(S&P Global Platts) The US Treasury said on Tuesday that Chevron and top oilfield services firms can remain in Venezuela until June, extending a wind-down deadline that was set to expire on December 1.
The move effectively punts the decision on Chevron’s oil and gas operations in heavily sanctioned Venezuela to the administration of President-elect Joe Biden, who could choose to charter a more lenient path in negotiations with the struggling nation.
Chevron had previously been granted what was considered a final extension only through November by the US Department of the Treasury as part of the Trump administration’s efforts to increase political and economic pressure on the Nicolás Maduro regime in Venezuela.

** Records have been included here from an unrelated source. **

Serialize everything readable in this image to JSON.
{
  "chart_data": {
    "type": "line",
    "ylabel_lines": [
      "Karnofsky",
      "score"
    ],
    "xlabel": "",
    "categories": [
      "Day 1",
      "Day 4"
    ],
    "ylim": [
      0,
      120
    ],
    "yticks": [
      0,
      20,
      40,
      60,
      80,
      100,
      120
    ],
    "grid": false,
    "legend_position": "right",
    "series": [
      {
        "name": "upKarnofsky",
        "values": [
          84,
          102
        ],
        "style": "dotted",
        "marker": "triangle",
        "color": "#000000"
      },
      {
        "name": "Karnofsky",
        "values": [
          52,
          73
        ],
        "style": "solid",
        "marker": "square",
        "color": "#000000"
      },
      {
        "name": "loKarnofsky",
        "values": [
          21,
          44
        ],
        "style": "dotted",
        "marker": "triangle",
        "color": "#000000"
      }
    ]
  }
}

The new move by the Treasury’s Office of Foreign Assets Control allows Chevron and services firms Halliburton, Schlumberger, Baker Hughes and Weatherford International to continue certain work with Venezuela’s state-owned oil company PDVSA outside of US sanctions.
“Chevron will continue to comply with applicable laws and regulations in relation to the activities that it is authorized to undertake in Venezuela,” said Chevron spokesman Ray Fohr in a statement on Nov. 17. “We remain committed to the integrity of our joint venture assets, the safety and wellbeing of our employees and their families, and the company’s social and humanitarian programs during these challenging times.”
The 180-day waiver now extends until June 3.
The waiver, known as General License 8, had been extended on the argument that the presence of US companies would be necessary to prevent the collapse of Venezuela’s oil sector and ease an expected recovery once President Maduro is forced out of power. However, Maduro still refuses to be ousted and Venezuela’s oil production has further depleted to minimal levels. Some within the Trump administration pushed to end to the waiver to increase pressure on Maduro.
Venezuela’s crude production has plunged from nearly 2.5 million b/d five years ago down to just 320,000 b/d in October, according to the US Energy Information Administration.
S&P Global Platts Analytics expects production to fall to 275,000 b/d in November and December, with a modest pickup in 2021.